8 mai Les œuvres destinées au musée de Linz sont retrouvées par l'armée américaine dans les mines
autrichiennes d'Alt Aussee.
30 septembre 1949
Un décret met fin à l'activité de la Commission de récupération artistique à partir du 31 décembre
1949 et confie à l'Office de biens et intérêts privés la gestion des dossiers en cours ou futurs. Le décret
prévoit la constitution d'une commission censée procéder à un choix parmi les œuvres non restituées à
leur propriétaire. Les œuvres choisies seront attribuées à la Direction des musées de France.
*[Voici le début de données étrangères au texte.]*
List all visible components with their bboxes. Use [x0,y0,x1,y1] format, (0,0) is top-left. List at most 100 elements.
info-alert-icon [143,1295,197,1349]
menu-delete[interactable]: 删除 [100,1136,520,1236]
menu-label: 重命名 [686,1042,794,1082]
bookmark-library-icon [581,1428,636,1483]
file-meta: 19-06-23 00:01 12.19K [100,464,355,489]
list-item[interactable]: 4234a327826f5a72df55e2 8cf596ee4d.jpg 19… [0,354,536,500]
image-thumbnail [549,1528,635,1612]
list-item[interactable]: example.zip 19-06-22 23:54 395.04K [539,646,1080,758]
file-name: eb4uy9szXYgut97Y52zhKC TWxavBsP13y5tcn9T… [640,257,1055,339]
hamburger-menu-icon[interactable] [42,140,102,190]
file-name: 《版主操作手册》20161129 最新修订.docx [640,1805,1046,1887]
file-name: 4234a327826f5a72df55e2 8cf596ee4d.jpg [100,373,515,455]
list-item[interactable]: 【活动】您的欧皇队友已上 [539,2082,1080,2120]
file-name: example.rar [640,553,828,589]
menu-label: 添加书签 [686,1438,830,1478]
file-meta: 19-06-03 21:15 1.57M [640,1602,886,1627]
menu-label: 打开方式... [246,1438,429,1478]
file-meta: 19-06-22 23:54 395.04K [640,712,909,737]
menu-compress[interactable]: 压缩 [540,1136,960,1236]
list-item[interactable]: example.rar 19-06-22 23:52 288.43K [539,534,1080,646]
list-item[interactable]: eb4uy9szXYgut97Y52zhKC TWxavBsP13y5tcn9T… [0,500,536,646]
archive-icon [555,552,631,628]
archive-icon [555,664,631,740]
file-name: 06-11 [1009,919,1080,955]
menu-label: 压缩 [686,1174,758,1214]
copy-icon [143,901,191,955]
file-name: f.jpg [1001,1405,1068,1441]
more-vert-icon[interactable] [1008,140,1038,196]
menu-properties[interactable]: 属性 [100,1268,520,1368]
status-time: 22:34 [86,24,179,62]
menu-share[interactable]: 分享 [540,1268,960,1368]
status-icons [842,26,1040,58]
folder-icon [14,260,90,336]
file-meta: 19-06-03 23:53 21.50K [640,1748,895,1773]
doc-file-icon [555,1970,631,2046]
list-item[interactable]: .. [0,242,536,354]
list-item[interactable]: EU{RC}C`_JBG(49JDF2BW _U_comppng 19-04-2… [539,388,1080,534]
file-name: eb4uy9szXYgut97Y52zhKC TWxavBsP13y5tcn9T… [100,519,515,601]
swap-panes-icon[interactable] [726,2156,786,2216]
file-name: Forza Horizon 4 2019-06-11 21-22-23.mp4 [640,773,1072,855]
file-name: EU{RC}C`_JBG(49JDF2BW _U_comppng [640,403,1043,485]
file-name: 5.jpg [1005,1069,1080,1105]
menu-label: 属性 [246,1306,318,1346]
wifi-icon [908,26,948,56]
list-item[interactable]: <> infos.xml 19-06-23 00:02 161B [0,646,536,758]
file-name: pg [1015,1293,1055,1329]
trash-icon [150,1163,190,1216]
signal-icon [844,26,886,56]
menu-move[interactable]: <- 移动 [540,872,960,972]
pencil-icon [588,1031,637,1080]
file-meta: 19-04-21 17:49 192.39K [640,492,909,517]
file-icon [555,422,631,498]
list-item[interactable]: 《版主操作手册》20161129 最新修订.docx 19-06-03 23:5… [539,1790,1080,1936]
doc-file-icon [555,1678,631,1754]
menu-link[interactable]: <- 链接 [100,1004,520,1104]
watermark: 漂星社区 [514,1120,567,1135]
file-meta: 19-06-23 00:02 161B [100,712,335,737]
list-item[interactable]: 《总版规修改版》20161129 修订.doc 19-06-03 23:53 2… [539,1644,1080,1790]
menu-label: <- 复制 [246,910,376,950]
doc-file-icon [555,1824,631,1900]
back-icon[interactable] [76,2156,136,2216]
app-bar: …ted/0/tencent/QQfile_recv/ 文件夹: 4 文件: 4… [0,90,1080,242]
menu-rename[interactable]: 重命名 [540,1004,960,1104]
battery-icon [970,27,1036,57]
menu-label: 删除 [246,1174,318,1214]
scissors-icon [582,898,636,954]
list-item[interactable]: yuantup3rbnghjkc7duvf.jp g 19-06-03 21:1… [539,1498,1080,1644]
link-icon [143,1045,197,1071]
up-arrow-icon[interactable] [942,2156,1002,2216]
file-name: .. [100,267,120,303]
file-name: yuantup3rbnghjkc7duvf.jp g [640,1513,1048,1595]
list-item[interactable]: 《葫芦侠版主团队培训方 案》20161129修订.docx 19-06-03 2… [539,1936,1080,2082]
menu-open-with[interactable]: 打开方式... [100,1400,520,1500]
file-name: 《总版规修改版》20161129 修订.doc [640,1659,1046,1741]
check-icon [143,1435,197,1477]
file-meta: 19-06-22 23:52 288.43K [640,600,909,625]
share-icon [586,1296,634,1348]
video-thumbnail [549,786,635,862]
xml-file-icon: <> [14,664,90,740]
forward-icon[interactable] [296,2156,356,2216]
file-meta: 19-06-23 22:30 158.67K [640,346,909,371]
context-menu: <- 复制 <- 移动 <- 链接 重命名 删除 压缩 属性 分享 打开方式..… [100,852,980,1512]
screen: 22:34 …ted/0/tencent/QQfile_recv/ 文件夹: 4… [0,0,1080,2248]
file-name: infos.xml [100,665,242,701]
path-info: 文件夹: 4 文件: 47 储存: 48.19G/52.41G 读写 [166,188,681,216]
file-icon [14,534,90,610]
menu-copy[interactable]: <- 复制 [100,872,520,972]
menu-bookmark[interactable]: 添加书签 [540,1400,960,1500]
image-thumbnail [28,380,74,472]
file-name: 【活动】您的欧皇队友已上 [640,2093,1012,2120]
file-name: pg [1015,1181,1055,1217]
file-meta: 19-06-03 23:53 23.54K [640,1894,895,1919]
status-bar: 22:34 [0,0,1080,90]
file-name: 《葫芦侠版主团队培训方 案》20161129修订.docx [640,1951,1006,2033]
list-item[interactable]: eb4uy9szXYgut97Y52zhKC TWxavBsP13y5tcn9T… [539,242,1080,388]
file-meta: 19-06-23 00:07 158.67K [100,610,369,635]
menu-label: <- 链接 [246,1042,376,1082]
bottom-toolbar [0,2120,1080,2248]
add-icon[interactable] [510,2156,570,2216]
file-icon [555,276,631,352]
Elles
seront exposées dès leur entrée dans les musées nationaux ou de province, désignés pour leur dépôt, et
inscrites dans un inventaire provisoire mis à la disposition des collectionneurs spoliés. Un délai légal de
revendication est prévu, mais non fixé.
1950/1954
Exposition au Musée national du château de Compiègne des deux mille oeuvres (dont mille peintures
environ) et objets d'art récupérés et préservés de la vente par la commission de choix, afin de
permettre
à
d'éventuels
ayants
droit
de
reconnaître
leurs
biens.
Après cette exposition, ils seront conservés par les musées nationaux ou seront mis en dépôt dans des
musées de province. Dans les inventaires provisoires, distincts des inventaires des collections
nationales, ils sont indiqués par plusieurs cotes d'identification, mais leur ensemble est communément
dénommé "MNR" (Musées Nationaux Récupération).